Je leur raconte à voix très basse le gros de l’histoire, en omettant à quel point ça me fait mal de ne pas pouvoir être avec lui. Je garde pour moi les larmes, la douleur et le manque qui me bouffent de l’intérieur. Ils n’ont pas à savoir. Mais Céline semble choquée.

- Tu veux dire que… Tu l’aimes ?
- Chut ! Mais… Ouais.
- Eh ben… Et lui ?
- C’est mon prof Céline, comment veux-tu qu’il m’aime ? Il a treize ans de plus que moi !
- Et alors ? Toi tu l’aimes, et pourtant t’es son élève… Et vu comment il a réagi quand tu lui as parlé d’Alex, et quand tu as pleuré devant lui…

Je soupire. Il ne faut pas commencer comme ça, ou je vais me faire des films et ça ne sera pas bon du tout… Il ne m’aime pas, c’est ainsi. Il a juste été attentif avec son élève. Alex, quant à lui, a un léger sourire, et je lui demande pourquoi.
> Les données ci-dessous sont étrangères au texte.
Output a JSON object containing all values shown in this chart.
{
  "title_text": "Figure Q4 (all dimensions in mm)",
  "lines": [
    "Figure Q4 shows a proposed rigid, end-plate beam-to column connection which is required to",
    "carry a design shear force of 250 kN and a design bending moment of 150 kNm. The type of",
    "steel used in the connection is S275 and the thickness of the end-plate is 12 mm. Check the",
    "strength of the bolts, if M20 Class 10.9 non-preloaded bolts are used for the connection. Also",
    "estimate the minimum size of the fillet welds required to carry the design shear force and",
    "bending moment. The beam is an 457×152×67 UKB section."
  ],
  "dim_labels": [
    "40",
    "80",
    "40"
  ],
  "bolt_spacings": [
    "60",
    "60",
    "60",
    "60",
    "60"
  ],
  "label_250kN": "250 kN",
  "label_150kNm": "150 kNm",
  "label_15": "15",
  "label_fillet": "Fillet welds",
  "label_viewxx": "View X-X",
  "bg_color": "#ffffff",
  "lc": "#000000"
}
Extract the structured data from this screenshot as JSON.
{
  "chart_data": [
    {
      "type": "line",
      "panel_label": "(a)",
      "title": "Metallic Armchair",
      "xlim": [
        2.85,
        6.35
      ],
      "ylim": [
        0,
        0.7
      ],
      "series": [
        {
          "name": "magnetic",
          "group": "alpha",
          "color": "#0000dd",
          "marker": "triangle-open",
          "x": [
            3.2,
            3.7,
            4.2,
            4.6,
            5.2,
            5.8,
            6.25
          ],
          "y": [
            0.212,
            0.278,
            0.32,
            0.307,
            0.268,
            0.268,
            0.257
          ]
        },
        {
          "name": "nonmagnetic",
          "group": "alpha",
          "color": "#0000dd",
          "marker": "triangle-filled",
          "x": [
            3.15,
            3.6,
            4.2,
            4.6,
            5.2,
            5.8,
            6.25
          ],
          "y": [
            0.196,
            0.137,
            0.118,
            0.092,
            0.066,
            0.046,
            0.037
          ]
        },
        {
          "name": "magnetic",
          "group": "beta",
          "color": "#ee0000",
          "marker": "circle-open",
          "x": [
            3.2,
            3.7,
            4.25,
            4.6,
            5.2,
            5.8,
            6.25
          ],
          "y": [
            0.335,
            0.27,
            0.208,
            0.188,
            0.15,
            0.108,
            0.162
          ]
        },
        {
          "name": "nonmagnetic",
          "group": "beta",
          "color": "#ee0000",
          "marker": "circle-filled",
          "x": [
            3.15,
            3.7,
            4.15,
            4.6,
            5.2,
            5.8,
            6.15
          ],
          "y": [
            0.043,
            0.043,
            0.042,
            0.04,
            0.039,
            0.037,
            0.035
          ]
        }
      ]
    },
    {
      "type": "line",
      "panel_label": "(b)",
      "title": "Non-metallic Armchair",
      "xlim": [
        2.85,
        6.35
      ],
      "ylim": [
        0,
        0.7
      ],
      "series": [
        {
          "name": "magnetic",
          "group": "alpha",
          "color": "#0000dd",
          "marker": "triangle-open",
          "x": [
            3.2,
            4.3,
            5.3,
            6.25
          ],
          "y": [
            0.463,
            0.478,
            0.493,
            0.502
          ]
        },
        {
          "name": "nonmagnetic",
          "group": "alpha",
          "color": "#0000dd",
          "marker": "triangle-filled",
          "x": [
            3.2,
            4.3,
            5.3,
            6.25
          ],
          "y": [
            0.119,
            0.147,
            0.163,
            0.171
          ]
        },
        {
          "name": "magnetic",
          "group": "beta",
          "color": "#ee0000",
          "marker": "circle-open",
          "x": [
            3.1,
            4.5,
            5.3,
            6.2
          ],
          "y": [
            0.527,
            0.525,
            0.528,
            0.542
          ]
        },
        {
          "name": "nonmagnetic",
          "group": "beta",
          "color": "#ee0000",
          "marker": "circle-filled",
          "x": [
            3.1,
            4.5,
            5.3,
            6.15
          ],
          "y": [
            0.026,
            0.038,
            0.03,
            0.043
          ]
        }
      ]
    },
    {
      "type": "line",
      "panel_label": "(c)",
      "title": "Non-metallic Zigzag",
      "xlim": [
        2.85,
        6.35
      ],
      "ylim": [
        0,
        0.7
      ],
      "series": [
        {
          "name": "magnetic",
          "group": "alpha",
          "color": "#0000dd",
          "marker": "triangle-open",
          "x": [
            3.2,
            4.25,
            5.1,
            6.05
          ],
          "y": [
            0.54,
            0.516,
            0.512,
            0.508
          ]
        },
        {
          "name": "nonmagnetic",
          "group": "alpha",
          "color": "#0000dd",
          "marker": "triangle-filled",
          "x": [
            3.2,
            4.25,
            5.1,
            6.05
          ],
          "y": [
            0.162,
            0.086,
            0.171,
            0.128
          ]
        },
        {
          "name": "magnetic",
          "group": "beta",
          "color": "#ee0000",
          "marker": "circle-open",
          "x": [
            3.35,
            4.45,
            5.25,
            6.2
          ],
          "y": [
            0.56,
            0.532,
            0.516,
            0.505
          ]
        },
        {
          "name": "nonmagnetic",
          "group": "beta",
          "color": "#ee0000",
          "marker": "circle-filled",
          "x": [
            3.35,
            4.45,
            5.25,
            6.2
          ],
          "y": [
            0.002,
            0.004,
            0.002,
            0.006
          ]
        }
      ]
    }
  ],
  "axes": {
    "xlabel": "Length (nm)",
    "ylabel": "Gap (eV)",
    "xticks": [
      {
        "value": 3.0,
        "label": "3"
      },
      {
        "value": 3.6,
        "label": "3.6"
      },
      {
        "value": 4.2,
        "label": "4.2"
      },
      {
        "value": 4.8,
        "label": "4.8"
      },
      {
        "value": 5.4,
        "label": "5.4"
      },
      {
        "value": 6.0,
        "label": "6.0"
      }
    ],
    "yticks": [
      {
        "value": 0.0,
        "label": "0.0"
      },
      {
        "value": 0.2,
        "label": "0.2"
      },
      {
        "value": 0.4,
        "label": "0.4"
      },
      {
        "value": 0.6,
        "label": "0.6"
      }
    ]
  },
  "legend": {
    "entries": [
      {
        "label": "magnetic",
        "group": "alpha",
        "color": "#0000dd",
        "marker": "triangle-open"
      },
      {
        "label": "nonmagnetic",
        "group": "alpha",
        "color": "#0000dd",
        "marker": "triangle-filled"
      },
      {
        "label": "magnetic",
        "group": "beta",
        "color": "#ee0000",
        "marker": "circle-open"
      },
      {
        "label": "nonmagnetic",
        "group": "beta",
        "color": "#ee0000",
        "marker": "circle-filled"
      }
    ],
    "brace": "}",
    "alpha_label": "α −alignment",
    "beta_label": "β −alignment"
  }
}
- Ce prof est jaloux de moi ! C’est super pour mon égo ça !

***

A la fin du cours, Sarah et moi restons avec M. Stevan. Celui-ci commence à lui parler tandis que je reste un peu en arrière. Je n’ai pas envie de la voir jeter des regards langoureux au prof en se dandinant. Par contre, elle glousse à chacune de ses phrases, même s’il ne lui propose qu’un simple livre. Une vraie dinde, cette fille. Ils discutent pendant bien trop longtemps à mon goût. Plusieurs fois, je les entends rire ensemble alors que j’essaye de ne pas porter attention à leur discussion. Sérieusement, que peut-il trouver à cette fille ? Je la déteste, moi ! De temps en temps, il me jette un regard, mais trop rapidement pour qu’il ait véritablement l’air de se soucier de moi.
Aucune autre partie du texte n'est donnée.